Archive pour la catégorie 'Pâtes molles à croute lavée'

Maroilles

Mercredi 19 septembre 2007

MaroillesLe maroilles est le fromage du Nord le plus connu. Son origine est fort ancienne. Au VIIe siècle existait, dans le nord de la Gaule, le village de Maro l’Alo (Maroilles). Les auteurs divergent sur la signification de ce nom : « grande clairière des Gaulois », « joli jardin d’Hainault » ou « terre de Dieu et du soleil »… J’en déduis que c’était un endroit fertile où les vaches se nourrissaient d’une herbe abondante et donnaient un lait riche. L’abbaye bénédictine du lieu, fondée par saint Humbert, utilisait ce lait pour fabriquer des fromages. En 920, la charte de Charles III le Simple la rattacha à l’église de Cambrai. Puis l’évêque Enguerrand créa un marché ; grâce aux droits perçus et à sa générosité, il restaura l’abbaye, endommagée par les envahisseurs normands. Le maroilles était alors connu sous le nom de craquegnon ou merveille de Maroilles. Henri IV appréciait beaucoup ce fromage renommé, qu’il allait acheter lui-même 4 sous pièce quai de Bercy, à Paris.
Le maroilles a été le cinquième fromage à obtenir une AOC, dès 1955.

Dégustation

Le maroilles a un goût puissant et il sent fort, mais il est moelleux en bouche. La couleur rouge de sa croûte provient d’un ferment naturel (Bacteria linens, ou « ferment du rouge »), qui se développe au fil des lavages successifs à l’eau salée durant l’affinage. Sa puissance s’accorde avec un vin rouge corsé, mais sa saveur sera exaltée par une bière du Nord. Quant à la tarte au maroilles, elle est aussi délicieuse que facile à préparer : c’est une pâte à pain recouverte de maroilles et passée au four.

Munster

Mercredi 19 septembre 2007

MunsterLe munster est l’un des plus anciens fromages français. Son nom provient d’une petite ville du Haut-Rhin, dont le toponyme provient d’une altération du mot latin monasterium (« monastère »). Le village de Munster se développa en effet autour d’une abbaye bénédictine dédiée à saint Grégoire, fondée en 668. Les moines se consacraient à l’élevage de bovins, et la fabrication de fromages était pour eux un mode de conservation du lait.

Deux noms pour un fromage

L’appellation d’origine contrôlée autorise également l’utilisation du nom munster-géromé. Depuis plus de six cents ans, les deux noms munster et géromé désignaient un même fromage fabriqué dans deux régions voisines. Le premier provenait des environs de Munster, sur le versant oriental des Vosges. Le second était produit de l’autre côté de la ligne de crête, à proximité de Gérardmer (qui se dit Géromé en patois.) Cette dernière ville était d’ailleurs le principal marché pour ces fromages, dont le prix était fixé chaque année, le 23 juin, à l’occasion d’une grande fête.
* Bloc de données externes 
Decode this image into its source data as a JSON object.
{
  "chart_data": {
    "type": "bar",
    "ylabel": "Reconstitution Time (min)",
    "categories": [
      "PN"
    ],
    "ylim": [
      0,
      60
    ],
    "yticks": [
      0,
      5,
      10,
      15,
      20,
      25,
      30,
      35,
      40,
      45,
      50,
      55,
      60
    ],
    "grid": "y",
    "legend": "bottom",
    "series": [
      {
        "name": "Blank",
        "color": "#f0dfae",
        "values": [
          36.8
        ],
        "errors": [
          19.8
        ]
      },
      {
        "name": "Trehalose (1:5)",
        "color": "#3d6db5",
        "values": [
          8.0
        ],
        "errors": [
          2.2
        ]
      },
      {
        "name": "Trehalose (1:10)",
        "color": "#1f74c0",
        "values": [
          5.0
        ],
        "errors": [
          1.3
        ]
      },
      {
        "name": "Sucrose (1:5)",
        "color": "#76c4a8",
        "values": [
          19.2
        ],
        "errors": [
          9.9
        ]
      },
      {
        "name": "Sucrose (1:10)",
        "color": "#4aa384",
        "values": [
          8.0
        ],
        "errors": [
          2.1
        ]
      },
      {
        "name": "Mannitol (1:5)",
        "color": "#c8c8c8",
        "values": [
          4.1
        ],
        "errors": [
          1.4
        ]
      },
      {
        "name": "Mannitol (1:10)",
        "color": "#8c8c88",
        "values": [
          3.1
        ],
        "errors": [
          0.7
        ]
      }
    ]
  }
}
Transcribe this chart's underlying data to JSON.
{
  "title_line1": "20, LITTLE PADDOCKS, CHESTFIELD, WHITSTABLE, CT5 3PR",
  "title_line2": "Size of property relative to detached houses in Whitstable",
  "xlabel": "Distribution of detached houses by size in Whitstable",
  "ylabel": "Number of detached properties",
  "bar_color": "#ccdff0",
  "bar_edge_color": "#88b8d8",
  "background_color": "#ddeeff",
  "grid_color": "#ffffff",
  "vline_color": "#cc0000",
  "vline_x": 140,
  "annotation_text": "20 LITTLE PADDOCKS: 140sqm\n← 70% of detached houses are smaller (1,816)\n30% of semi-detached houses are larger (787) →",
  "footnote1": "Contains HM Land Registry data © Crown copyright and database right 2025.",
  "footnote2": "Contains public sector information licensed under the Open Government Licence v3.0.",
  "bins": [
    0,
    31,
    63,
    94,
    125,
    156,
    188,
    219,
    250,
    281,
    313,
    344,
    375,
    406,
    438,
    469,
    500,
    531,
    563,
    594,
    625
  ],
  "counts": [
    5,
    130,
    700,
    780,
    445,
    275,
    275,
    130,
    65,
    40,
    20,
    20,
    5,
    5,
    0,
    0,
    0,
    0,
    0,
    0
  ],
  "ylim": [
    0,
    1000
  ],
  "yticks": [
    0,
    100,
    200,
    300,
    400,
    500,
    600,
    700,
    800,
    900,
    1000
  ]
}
En 1697, l’intendant Vaubourg des Maretz indiquait dans un rapport que « le fromage confectionné dans les environs de Gérardmer se débite en Suisse, en Franche-Comté et dans le Luxembourg ».

Dégustation

Lavé à la bière au cours de sa fabrication, le munster a un goût puissant. En Alsace, on le mange avec des pommes de terre cuites à l’eau dans leur peau, en plat unique. C’est également un fromage idéal après une choucroute ; pour rester dans le ton, il suffit de terminer le repas avec une tarte aux myrtilles. Pour ma part, j’aime le savourer avec de la bière : un pur délice ! L’association avec un gewurztraminer est également très réussie.

Avec du cumin ?

Il faut évoquer ici le munster au cumin, qui a connu son heure de gloire dans les années 1970-1980. Il me semble que cette mode passe, mais il reste des amateurs. Je ne recommande pas d’acheter cette spécialité toute préparée. Je vous conseille plutôt de choisir un bon munster, et de le servir avec des graines de carvi ou de cumin déposées dans de petites coupelles. Ces graines ont la réputation de faciliter la digestion. Toutefois, sachez que la plupart des Alsaciens voient rouge quand on leur parle de mettre du cumin dans leur munster. Je les comprends, car, personnellement, je trouve que les graines gâchent le goût du fromage.